A hundred years ago, in 1917, Albert Einstein had a problem. He had just come up with a beautiful new theory of gravity called general relativity. But the theory predicted that the universe should either expand or contract. Even for Einstein, this was a bridge too far. The universe, though it might have had a beginning, certainly did not appear to be changing.
General relativity is a rigid theory; little of it can be changed without destroying its elegant mathematical structure. The only wiggle room was a single quantity, which Einstein called the cosmological constant. If he assumed this quantity was zero, the equations looked particularly simple, but they required the universe to be dynamical.
The gravity of ordinary matter (such as galaxies) is attractive. Introducing a positive cosmological constant adds a repulsive counterforce. By setting the cosmological constant to a particular nonzero value at which the two tendencies cancel each other, Einstein thought he could get his theory to spit out a static, unchanging universe.
Einstein later called this idea his “biggest blunder,” an accurate assessment. First, his move doesn’t actually accomplish the task: Einstein’s static universe is unstable, like a pencil balanced on its tip. Because matter is distributed unevenly, the opposing forces couldn’t possibly be arranged to balance out everywhere. Individual regions would soon begin to expand or contract. Worse, Einstein missed out on a spectacular prediction. Had he believed his own equations, he could have anticipated the 1929 discovery that galaxies are in fact receding from one another.
This dramatic turn of events proved that the universe was not static. But an expanding universe didn’t imply that the cosmological constant was necessarily zero! As quantum field theory triumphed in the second half of the 20th century as a description of elementary particles, physicists recognized that the cosmological constant “wants to be there.” The very theories predicting with unprecedented accuracy the behavior of small particles also implied that empty space should have some weight, or “vacuum energy.” This kind of energy happens to be indistinguishable from a cosmological constant, as far as the equations of general relativity are concerned.
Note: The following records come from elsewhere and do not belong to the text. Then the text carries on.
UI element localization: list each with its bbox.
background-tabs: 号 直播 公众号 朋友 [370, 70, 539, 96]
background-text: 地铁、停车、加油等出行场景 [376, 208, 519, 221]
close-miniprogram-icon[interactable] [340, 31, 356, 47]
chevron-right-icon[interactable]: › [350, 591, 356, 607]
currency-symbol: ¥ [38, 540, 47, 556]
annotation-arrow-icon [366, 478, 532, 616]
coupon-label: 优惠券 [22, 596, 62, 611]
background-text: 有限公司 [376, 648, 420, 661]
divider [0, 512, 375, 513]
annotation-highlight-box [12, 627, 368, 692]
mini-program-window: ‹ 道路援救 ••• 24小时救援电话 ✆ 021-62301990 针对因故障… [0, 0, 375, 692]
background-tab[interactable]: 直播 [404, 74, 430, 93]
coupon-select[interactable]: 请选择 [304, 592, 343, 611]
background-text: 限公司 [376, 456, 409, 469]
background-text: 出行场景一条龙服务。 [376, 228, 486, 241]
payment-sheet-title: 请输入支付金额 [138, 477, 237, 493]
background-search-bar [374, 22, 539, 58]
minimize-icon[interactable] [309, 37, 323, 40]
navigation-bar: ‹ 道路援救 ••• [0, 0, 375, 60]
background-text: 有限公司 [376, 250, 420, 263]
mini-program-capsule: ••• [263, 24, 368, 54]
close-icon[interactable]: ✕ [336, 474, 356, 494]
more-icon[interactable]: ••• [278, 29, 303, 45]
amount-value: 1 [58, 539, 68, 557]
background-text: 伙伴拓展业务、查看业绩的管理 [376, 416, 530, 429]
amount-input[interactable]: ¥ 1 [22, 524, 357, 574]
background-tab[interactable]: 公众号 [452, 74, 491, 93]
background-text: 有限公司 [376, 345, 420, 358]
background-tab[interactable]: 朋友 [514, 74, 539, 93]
So it was no longer an option to set the cosmological constant to zero. Rather, it had to be calculated. Estimates indicated an enormous value—save for some unlikely precise cancellation between large positive and negative contributions from different particles. But a huge cosmological constant would show up as a repulsive force that would blow up the entire universe in a split second (or, alternatively, would cause it to collapse instantly, if the constant happened to come out negative). Evidently this was not what the universe was doing.
This drastic conflict between theory and observation is the “cosmological constant problem.” It remains the most serious problem in theoretical physics. It has contributed to the development of revolutionary ideas, particularly the multiverse and the “landscape” of string theory.
The string landscape solves the cosmological constant problem by a strategy similar to throwing many darts randomly: Some will hit the bullseye by accident. In string theory there are many different ways of making empty space, and they would all get realized as vast regions in different parts of the universe. In some regions, the universe “hits the bullseye”—the cosmological constant is accidentally small. There, spacetime does not quickly explode or collapse, so structure and observers are more likely to evolve in these lucky regions.
A crucial prediction of this approach was pointed out by Steven Weinberg in 1987: If an accidental near-cancellation is the reason the cosmological constant is so small, then there’s no particular reason for it to be exactly zero. Rather, it should be large enough to have a just-noticeable effect.
In 1998, astronomers did find such an effect. By observing distant supernovae, we can tell that the universe is not just expanding but accelerating (expanding ever more rapidly). Other observations, such as the history of galaxy formation and the present rate of expansion, have since provided independent evidence for the same conclusion. Empty space is filled with vacuum energy. In other words, there’s a positive cosmological constant of a particular value, which we have now measured.
The cause of the acceleration is sometimes described more dramatically as a “mysterious dark energy.” But in science we shouldn’t embrace mystery where there is none. If it walks like a duck and quacks like a duck, we call it a duck. In this case, it accelerates the expansion and affects galaxy formation precisely like a cosmological constant, so we should call it by its name.
One of the most fascinating consequences of a positive cosmological constant is that we’ll never see much more than the present visible universe. In fact, billions of years from today the most distant galaxies will begin to disappear, accelerated out of sight too far for light from them to reach us. Eventually our local group of galaxies will hover alone in a vast emptiness filled with nothing but vacuum energy.